See also: New Perspectives on Ebola Virus Evolution also with Holly A. Wichman
We tested for positive selection and considered the placement of adaptive amino acid substitutions along the phylogeny and within the protein structure of GP1,2. We conclude that: 1) the common practice of rooting the phylogeny of EBOV between the first known outbreak in 1976 and the next outbreak in 1995 provides a misleading view of EBOV evolution that ignores the fact that there is a non-human EBOV host between outbreaks; 2) the N-terminus of GP1 may be constrained from evolving in response to the host immune system by the highly expressed, secreted glycoprotein, which is encoded by the same region of the GP gene; 3) although the mucin-like domain of GP1 is essential for EBOV in vivo, it evolves rapidly without losing its twin functions: providing O-linked glycosylation sites and a flexible surface.
My comment: They linked virus-driven energy theft to amino acid substitutions in the EBOV lineage between outbreaks. They link changes in the virus from a non-human host to the ability of human hosts to protect themselves via nutrient energy-dependent glycosalation sites and receptor-mediated behaviors that link glycobiology from energy-dependent RNA methylation to supercoiled DNA. But they also link virus-driven energy theft in the human host to all pathology via this report.
…viral latency is responsible for life-long pathogenesis and mortality risk…
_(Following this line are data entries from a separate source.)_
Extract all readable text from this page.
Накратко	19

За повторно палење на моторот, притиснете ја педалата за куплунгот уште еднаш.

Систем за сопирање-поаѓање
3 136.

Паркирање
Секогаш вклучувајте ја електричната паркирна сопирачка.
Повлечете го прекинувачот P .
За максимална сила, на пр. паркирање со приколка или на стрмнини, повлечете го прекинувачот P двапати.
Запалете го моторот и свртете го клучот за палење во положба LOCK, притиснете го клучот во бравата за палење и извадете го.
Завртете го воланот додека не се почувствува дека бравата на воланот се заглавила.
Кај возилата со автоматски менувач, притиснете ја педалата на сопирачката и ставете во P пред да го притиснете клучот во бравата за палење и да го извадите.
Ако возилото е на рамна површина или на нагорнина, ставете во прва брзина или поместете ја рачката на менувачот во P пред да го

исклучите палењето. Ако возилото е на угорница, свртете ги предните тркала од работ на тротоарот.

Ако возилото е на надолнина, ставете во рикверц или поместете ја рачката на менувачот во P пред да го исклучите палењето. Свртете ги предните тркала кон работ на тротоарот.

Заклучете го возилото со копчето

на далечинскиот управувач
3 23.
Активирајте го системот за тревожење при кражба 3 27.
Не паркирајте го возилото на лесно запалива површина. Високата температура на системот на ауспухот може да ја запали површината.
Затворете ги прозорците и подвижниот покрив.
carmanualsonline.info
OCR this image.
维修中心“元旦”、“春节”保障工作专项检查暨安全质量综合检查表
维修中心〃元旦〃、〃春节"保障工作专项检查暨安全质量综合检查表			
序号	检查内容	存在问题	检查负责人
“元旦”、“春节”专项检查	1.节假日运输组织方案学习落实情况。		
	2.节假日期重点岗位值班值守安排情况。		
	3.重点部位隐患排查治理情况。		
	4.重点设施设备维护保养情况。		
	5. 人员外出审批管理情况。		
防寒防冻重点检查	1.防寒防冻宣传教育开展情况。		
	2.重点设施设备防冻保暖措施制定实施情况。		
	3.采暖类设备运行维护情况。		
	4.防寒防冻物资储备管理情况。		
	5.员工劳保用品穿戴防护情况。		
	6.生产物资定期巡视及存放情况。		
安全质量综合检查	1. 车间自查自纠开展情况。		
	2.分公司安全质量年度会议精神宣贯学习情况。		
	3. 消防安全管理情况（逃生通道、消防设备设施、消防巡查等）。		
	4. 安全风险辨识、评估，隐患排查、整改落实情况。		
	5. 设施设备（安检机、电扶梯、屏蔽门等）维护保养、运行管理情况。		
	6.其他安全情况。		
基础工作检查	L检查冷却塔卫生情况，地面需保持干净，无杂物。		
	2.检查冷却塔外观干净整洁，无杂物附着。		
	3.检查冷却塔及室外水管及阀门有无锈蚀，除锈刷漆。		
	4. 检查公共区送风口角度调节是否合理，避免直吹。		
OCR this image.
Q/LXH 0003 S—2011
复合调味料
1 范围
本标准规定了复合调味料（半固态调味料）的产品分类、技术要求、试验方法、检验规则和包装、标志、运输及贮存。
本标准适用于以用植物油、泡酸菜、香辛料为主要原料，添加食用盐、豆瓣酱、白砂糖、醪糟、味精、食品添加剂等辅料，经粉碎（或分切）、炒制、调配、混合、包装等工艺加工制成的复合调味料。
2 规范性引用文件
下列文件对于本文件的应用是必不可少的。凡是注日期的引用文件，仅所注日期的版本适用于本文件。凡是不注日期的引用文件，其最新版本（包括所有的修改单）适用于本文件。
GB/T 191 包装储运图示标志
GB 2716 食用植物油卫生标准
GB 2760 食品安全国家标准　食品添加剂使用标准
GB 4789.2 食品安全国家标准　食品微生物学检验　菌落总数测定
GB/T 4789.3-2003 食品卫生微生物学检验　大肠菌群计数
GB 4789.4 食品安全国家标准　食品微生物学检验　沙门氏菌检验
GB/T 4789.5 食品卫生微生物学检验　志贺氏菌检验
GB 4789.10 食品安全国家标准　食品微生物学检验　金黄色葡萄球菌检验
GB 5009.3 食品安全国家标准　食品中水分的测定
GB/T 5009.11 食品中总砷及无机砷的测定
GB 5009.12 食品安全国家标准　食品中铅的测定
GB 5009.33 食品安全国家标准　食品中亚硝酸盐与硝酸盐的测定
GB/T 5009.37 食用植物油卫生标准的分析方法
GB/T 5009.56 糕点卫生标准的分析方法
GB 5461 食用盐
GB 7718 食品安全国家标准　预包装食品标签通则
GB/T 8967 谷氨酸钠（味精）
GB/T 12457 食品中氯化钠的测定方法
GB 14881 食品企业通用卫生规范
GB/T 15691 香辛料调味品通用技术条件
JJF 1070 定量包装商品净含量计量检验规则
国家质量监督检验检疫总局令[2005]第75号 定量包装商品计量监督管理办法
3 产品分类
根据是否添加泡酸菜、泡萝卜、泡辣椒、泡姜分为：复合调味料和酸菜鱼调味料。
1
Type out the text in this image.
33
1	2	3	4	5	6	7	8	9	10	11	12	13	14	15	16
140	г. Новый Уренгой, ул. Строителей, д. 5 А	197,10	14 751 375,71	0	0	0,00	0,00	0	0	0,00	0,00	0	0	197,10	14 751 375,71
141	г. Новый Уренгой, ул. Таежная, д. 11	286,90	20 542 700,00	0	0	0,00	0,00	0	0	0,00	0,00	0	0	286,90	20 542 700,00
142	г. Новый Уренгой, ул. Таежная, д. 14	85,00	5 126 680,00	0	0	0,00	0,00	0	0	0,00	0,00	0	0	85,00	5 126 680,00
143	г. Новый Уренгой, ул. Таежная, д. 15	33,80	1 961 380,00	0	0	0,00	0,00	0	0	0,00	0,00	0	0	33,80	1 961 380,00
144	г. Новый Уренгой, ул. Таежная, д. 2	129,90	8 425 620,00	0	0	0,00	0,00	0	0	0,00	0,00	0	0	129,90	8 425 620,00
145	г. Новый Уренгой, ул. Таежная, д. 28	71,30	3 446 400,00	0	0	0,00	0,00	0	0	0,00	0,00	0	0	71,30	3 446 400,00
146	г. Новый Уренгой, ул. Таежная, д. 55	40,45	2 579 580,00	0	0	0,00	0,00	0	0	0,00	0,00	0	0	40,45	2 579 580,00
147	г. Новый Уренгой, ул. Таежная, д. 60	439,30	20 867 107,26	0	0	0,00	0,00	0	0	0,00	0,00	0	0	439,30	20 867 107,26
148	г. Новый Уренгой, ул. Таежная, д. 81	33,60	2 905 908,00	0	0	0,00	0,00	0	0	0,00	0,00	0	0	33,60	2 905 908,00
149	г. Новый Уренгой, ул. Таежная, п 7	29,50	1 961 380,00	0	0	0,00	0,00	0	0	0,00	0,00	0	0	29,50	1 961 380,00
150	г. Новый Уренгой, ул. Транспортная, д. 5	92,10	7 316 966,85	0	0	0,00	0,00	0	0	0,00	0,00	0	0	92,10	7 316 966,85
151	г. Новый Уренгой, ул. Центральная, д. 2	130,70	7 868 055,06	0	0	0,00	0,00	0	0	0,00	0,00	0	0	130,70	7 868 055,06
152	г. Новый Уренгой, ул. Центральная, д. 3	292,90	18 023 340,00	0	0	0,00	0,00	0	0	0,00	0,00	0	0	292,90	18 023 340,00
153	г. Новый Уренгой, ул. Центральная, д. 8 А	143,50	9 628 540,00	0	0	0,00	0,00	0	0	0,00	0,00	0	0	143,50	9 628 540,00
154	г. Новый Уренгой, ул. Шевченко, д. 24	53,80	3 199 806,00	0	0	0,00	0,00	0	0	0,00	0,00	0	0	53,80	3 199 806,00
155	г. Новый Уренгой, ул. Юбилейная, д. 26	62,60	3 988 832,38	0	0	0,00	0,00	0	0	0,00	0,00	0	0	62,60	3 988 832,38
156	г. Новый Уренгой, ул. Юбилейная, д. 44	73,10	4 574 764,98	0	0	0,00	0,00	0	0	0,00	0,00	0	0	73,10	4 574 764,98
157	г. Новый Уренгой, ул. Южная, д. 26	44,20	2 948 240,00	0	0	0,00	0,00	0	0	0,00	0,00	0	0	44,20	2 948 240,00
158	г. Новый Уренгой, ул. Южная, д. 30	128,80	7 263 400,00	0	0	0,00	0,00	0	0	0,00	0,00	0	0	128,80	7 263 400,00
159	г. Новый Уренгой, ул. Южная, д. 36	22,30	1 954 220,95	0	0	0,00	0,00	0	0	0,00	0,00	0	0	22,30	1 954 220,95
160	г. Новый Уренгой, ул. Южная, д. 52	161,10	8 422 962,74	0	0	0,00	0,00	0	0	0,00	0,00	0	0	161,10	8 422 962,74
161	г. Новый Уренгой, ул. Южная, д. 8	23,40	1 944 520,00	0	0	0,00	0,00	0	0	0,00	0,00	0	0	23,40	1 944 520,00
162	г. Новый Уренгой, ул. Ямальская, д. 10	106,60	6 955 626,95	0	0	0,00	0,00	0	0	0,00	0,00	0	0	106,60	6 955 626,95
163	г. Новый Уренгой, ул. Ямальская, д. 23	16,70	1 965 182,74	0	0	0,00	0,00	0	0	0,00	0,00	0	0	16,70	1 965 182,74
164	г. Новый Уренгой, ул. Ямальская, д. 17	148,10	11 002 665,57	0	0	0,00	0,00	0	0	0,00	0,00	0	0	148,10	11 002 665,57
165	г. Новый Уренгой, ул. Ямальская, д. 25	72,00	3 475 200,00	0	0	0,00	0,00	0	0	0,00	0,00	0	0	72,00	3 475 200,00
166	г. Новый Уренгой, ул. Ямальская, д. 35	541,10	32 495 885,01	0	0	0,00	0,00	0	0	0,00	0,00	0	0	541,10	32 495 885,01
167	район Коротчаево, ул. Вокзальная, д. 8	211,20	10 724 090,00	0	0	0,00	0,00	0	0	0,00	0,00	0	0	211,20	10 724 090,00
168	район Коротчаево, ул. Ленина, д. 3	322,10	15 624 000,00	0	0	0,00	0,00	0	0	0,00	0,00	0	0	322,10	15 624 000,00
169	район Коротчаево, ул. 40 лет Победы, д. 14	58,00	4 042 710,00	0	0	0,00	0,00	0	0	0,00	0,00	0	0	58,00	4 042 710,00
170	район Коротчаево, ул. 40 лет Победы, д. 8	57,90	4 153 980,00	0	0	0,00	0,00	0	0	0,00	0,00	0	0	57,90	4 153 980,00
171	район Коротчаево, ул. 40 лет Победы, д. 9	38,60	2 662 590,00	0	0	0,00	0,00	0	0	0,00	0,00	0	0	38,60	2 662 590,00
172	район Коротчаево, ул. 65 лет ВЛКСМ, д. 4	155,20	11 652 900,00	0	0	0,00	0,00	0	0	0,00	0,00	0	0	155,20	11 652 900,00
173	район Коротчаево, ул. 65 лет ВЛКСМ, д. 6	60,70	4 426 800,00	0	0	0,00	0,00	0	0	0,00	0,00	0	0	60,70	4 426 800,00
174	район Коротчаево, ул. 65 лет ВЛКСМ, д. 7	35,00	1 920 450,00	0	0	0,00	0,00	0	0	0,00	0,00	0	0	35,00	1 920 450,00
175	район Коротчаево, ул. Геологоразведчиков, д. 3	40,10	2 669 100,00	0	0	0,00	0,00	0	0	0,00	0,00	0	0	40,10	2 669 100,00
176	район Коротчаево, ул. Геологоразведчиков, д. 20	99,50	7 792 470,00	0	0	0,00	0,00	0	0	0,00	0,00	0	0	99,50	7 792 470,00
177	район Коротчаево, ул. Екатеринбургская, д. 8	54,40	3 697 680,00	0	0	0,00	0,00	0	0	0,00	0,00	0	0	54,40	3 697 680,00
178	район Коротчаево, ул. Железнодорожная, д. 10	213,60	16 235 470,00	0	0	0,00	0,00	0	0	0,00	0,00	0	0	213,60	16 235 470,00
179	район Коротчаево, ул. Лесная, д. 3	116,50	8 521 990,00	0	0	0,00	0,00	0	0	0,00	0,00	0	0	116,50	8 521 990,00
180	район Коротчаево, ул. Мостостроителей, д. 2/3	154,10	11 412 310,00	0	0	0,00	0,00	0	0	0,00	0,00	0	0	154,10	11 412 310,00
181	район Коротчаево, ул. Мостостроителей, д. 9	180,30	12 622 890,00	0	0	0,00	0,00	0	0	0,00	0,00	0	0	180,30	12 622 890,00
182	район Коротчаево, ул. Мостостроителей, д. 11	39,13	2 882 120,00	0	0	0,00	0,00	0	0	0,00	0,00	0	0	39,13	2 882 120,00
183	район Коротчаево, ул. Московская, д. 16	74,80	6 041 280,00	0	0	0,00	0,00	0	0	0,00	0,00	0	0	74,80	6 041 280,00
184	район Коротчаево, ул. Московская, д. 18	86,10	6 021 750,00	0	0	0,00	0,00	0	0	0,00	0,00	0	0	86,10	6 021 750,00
My comment: Rarely do researchers see the amount of confusion about biologically-based cause and effect that is exemplified in two articles published on the same day, albeit in different journals. However, in this case, the conclusions in Tempo and mode of genome evolution in a 50,000-generation experiment will make no sense to serious scientists who understand the claims in New Perspectives on Ebola Virus Evolution.
For example, the 50,000-generation experiment cannot be linked from energy-dependent amino acid substitutions in the virus carried by mosquitoes to mutations in the Ebola virus in humans. However, nutrient-dependent RNA-amino acid substitutions can be linked to prevention of Ebola virus-driven energy theft and the prevention of all virus-driven human pathology via what is known about the biophysically constrained chemistry of RNA-mediated protein folding in all living genera.